The W_d test for DIF detection that was used in previous studies (Hou et al., 2014; Svetina et al., 2018) was based on item-wise information matrix. However, Liu et al. (2016a) pointed out that because the item and the structural model parameters are simultaneously estimated from the item response data, the information matrix of CDMs should contain both item and structural parameters. The item-wise information matrix underestimate the variance-covariance matrix of item parameters (Philipp et al., 2018). As alternatives, cross-product (XPD) information, observed (Obs) information, and sandwich-type (Sw) covariance matrices have been proposed for estimating asymptotic covariance matrices of item parameters (Liu et al., 2016b, 2019; Philipp et al., 2018). That is, the item parameter covariance matrix used to compute the Wald statistic can be estimated using XPD, Obs, or Sw matrix (statistics denoted as W_XPD, W_Obs, and W_Sw, respectively). Liu et al. (2016b) evaluated the empirical performance of W_XPD and W_Obs for detecting DIF in CDMs following Hou et al.'s (2014) simulation design. They found that when the sample size was 1,000 and the attribute correlation was 0, following Bradley's (1978) liberal criteria (1978), W_XPD and W_Obs had accurate Type I error rates.

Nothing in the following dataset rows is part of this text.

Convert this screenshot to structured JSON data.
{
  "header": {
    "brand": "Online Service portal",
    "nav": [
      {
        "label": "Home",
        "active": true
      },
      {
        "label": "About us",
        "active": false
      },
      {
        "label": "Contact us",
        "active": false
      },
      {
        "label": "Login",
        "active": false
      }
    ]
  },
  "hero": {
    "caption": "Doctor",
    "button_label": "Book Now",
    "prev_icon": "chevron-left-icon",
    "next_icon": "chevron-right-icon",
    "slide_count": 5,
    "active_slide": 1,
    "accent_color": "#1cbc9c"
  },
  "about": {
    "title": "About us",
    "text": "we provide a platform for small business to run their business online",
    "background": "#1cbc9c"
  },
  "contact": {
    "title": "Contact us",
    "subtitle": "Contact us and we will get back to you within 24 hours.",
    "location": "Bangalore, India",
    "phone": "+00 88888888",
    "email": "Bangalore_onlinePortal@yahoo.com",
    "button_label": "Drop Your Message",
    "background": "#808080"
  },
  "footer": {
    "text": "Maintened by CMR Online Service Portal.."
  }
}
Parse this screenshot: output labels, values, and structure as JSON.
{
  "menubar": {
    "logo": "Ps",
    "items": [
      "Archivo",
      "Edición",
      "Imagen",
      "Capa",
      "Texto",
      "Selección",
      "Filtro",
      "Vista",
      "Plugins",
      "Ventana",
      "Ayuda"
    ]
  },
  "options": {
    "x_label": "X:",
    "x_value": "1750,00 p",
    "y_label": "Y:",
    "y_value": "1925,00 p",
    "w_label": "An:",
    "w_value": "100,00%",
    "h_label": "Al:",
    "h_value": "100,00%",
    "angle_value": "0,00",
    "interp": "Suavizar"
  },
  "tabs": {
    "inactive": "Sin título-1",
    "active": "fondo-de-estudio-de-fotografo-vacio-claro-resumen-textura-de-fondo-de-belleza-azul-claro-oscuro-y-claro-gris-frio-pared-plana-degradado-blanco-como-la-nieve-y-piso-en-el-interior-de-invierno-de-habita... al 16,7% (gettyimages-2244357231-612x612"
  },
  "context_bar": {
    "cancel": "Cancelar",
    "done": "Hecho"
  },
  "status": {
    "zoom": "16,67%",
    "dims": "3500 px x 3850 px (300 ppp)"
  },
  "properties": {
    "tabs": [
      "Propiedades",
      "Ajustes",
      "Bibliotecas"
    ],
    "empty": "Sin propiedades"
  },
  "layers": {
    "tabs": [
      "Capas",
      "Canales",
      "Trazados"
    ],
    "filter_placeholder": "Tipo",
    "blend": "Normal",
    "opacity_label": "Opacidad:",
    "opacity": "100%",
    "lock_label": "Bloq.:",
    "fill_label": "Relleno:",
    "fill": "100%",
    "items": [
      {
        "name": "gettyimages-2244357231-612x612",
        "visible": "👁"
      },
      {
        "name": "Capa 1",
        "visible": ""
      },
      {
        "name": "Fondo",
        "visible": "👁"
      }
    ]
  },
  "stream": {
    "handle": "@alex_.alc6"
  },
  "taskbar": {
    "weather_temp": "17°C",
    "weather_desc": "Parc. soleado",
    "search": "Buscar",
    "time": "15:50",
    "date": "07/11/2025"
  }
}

In summary, the main focus of this study was to investigate the empirical behavior of the Wald statistic based on the XPD, Obs, Sw, and item-wise information matrices for DIF detection and to compare these Wald statistics with MH and LR using DINA model as an example. The remainder of this article is organized as follows. Firstly, we introduce the DINA model and item parameter covariance matrix estimation procedures as the basis of the estimation of the Wald statistics for DIF detection. Secondly, we outline the DIF detection methods investigated in this study. Thirdly, we present the results of simulation studies conducted to systematically evaluate the DIF detection methods under various conditions. Finally, a discussion of the findings is provided.

Background

Assume that there are N examinees responding to J dichotomous items, in which K binary attributes are diagnosed. The number of the possible attribute mastery patterns $({\alpha }_1{}^{\prime },\mathrm{···},{\alpha }_1{}^{\prime },\mathrm{···},{\alpha }_L{}^{\prime }{)}^{\prime }$ is L = 2^K, ${\text{α}}_l={({\alpha }_{l1},\dots ,{\alpha }_{lk},\dots ,{\alpha }_{lK})}^{\prime }$, and $\eta ={({\eta }_1,\dots ,{\eta }_{L-1})}^{\prime }$ is the structural parameter vector that describes the probability of a randomly selected examinee belonging to the lth attribute mastery pattern,

$\begin{array}{ll}p\left({\alpha }_l|\eta \right)=\frac{\exp \left({\eta }_l\right)}{{\displaystyle {\sum }_{l=1}^L\exp \left({\eta }_l\right)}}& (1)\end{array}$

note that η_L is fixed at zero for purposes of model identification (Rupp et al., 2010; Liu et al., 2016a). A J × K binary Q-matrix $Q=(q_1{}^{\prime },\dots ,q_j{}^{\prime },\dots ,q_J{}^{\prime }{)}^{\prime }$ specifies the relationships between items and attributes; ${\text{q}}_j={(q_{j1},\dots ,q_{jk},\dots ,q_{jK})}^{\prime }$; q_jk = 1 when the jth item requires mastery of the kth attribute; and q_jk = 0 otherwise. According to the DINA model, the probability of endorsing item j for the nth examinee given α_n and q_j is

$\begin{array}{ll}{P}_{nj}=P(x_{nj}=1|{\text{α}}_n,{\text{q}}_j)=g_j^{(1-{\gamma }_{nj})}{(1-s_j)}^{{\gamma }_{nj}}& (2)\end{array}$

where ${\gamma }_{nj}={\prod }_{k=1}^K{({\alpha }_{nk})}^{q_{jk}}$ is a binary indicator function, the guessing parameter g_j denotes the probability that an examinee who lacks at least one of the required attributes gives a correct response, and the slipping parameter s_j is the probability that an examinee who has mastered all the required attributes gives an incorrect response.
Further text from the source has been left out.